JURISPRUDENCE : Forfait en jours – Charge de travail – Modalités du suivi – Entretien annuel

23 avril 2024

L’employeur peut-il se prévaloir de contraintes internes pour ne pas avoir tenu un entretien annuel de suivi de la charge de travail ? Quelles mesures doivent être mises en œuvre par l’employeur lorsqu’il est informé d’une charge de travail déraisonnable du salarié ?

Règle applicable : L’employeur doit s’assurer régulièrement que la charge de travail du salarié soumis à une convention de forfait en jours sur l’année est raisonnable et permet une bonne répartition dans le temps de son travail (C. trav. art. L. 3121-60). Les modalités de ce suivi sont (i) prévues par accord collectif (C. trav. art. L. 3121-64) ou (ii) à défaut de dispositions dans l’accord collectif, mises en place unilatéralement par l’employeur (C. trav. art. L. 3121-65). Le non-respect des modalités de suivi prive d’effet la convention de forfait et ouvre droit au salarié au paiement d’heures supplémentaires (Cass. soc., 29 juin 2011, n° 09-71.107).

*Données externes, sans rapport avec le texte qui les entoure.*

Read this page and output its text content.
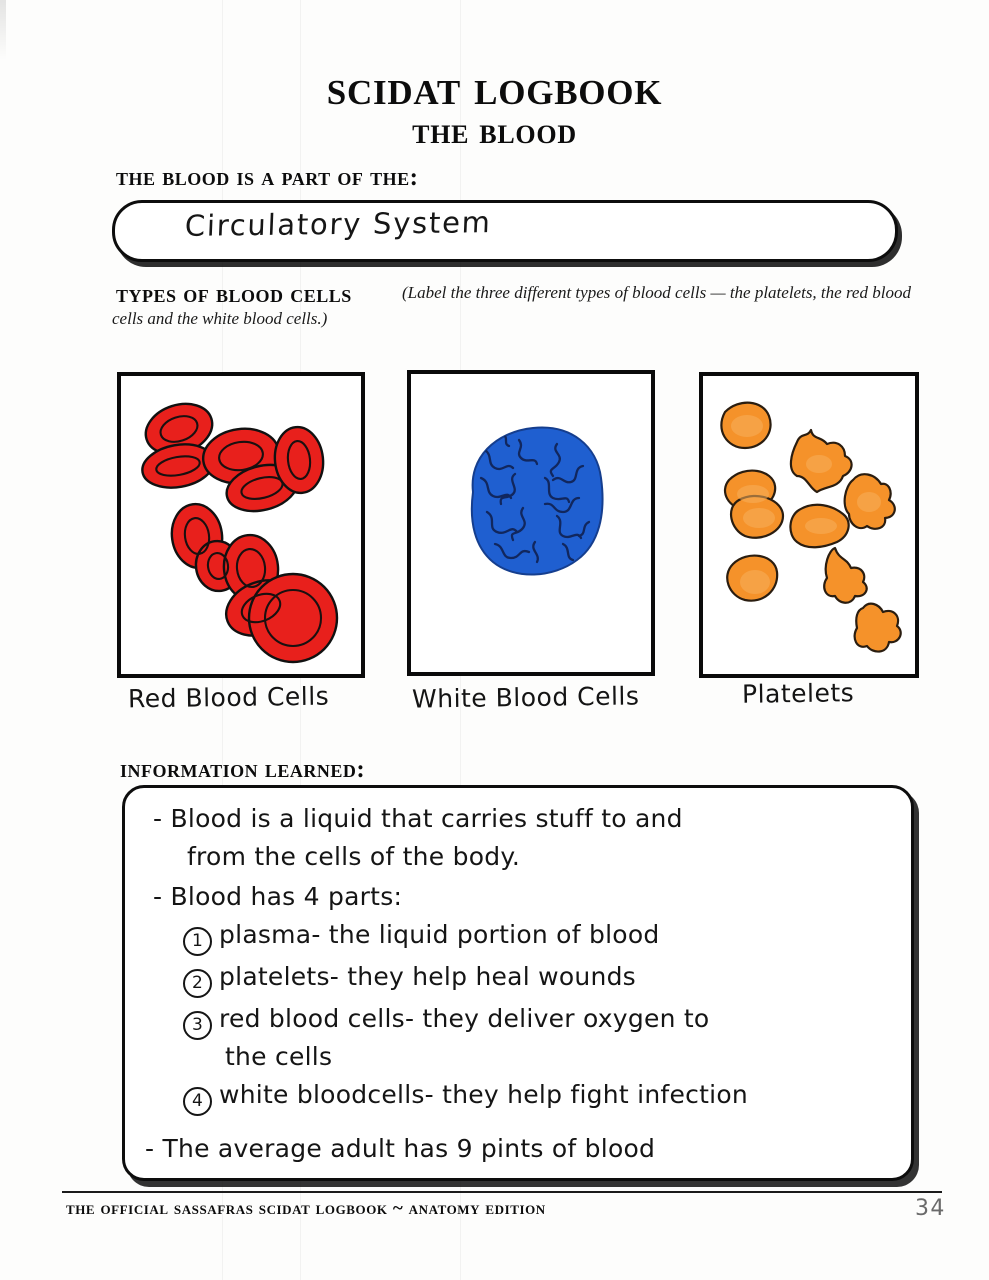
scidat logbook
the blood
the blood is a part of the:
Circulatory System
types of blood cells	(Label the three different types of blood cells — the platelets, the red blood cells and the white blood cells.)
Red Blood Cells	White Blood Cells	Platelets
information learned:
- Blood is a liquid that carries stuff to and
from the cells of the body.
- Blood has 4 parts:
1 plasma- the liquid portion of blood
2 platelets- they help heal wounds
3 red blood cells- they deliver oxygen to
the cells
4 white bloodcells- they help fight infection
- The average adult has 9 pints of blood
the official sassafras scidat logbook ~ anatomy edition	34
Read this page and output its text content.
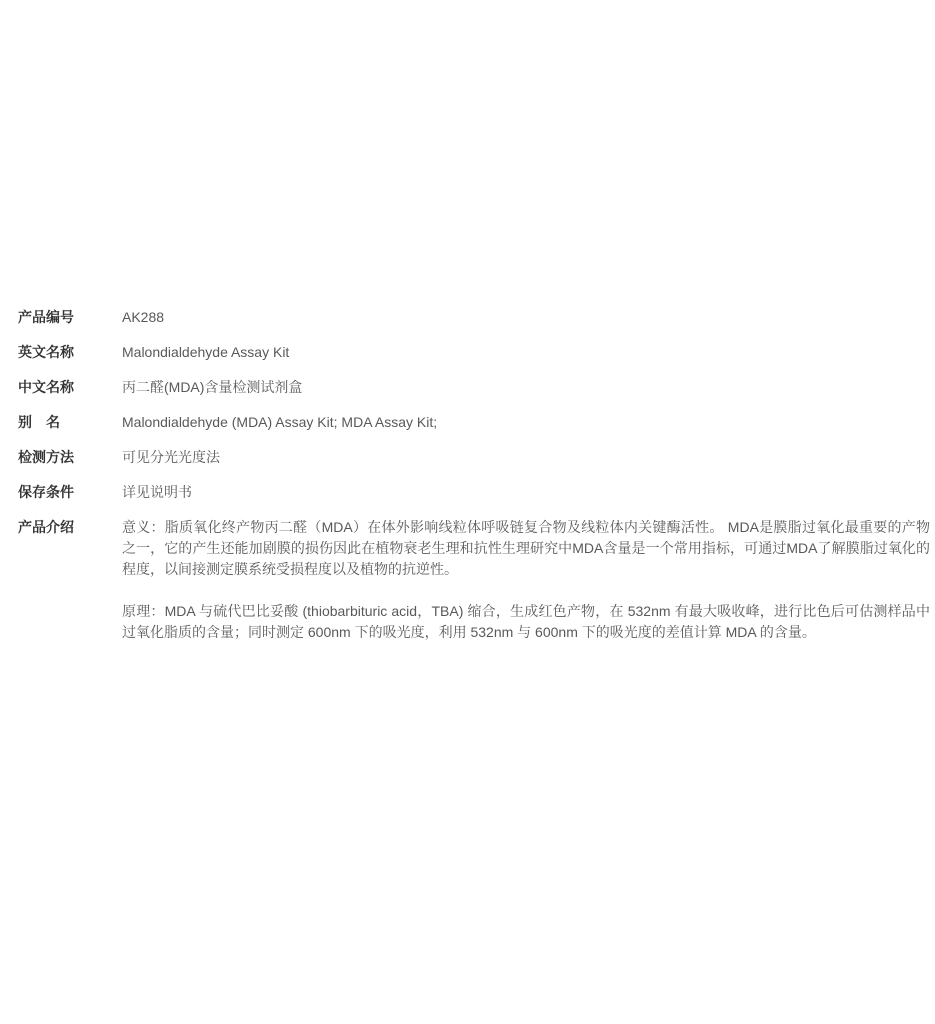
产品编号	AK288
英文名称	Malondialdehyde Assay Kit
中文名称	丙二醛(MDA)含量检测试剂盒
别　名	Malondialdehyde (MDA) Assay Kit; MDA Assay Kit;
检测方法	可见分光光度法
保存条件	详见说明书
产品介绍	意义：脂质氧化终产物丙二醛（MDA）在体外影响线粒体呼吸链复合物及线粒体内关键酶活性。 MDA是膜脂过氧化最重要的产物之一，它的产生还能加剧膜的损伤因此在植物衰老生理和抗性生理研究中MDA含量是一个常用指标，可通过MDA了解膜脂过氧化的程度，以间接测定膜系统受损程度以及植物的抗逆性。

原理：MDA 与硫代巴比妥酸 (thiobarbituric acid，TBA) 缩合，生成红色产物，在 532nm 有最大吸收峰，进行比色后可估测样品中过氧化脂质的含量；同时测定 600nm 下的吸光度，利用 532nm 与 600nm 下的吸光度的差值计算 MDA 的含量。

En l’espèce, la Cour de cassation considère la convention de forfait jours est privée d’effet dès lors que :

  • les contraintes d’organisation interne de l’employeur (démission du directeur général à la fin de l’année) ne pouvaient justifier que le salarié ait été convoqué en mars à son entretien annuel de suivi alors qu’il avait signalé l’impact sérieux de sa charge de travail et le non‑respect ponctuel du repos hebdomadaire au cours de l’exercice précédent ;
  • l’octroi de jours de récupération, le paiement des jours de dépassement du forfait et les alertes de l’employeur invitant le salarié à prendre ses jours de repos hebdomadaires ne sont pas des mesures propres à remédier en temps utile à une charge de travail incompatible avec une durée de travail raisonnable. Les juges relèvent que l’employeur était informé du non‑respect des repos hebdomadaires pendant 3 années consécutives et du dépassement significatif du nombre de jours prévus au forfait au cours de ces 3 années.

Cass. soc., 10 janvier 2024, n° 22-13.200

Dans un arrêt du même jour, la Cour de cassation juge nulle une convention de forfait jours après avoir constaté que (i) l’employeur n’a pas tenu d’entretien annuel avec le salarié afin d’évoquer sa charge de travail et que (ii) les tableaux de suivi ne reflétaient pas la réalité des jours travaillés, ne permettant pas à l’employeur de s’assurer de la compatibilité de la charge de travail avec le respect des temps de repos quotidien et hebdomadaire. Les tableaux de suivi devant être établis sous la responsabilité de l’employeur, il doit s’assurer que le salarié les remplit correctement.

Ces deux arrêts appellent à toujours plus de vigilance dans le suivi de la charge de travail des salariés en forfait jours, de façon régulière et effective.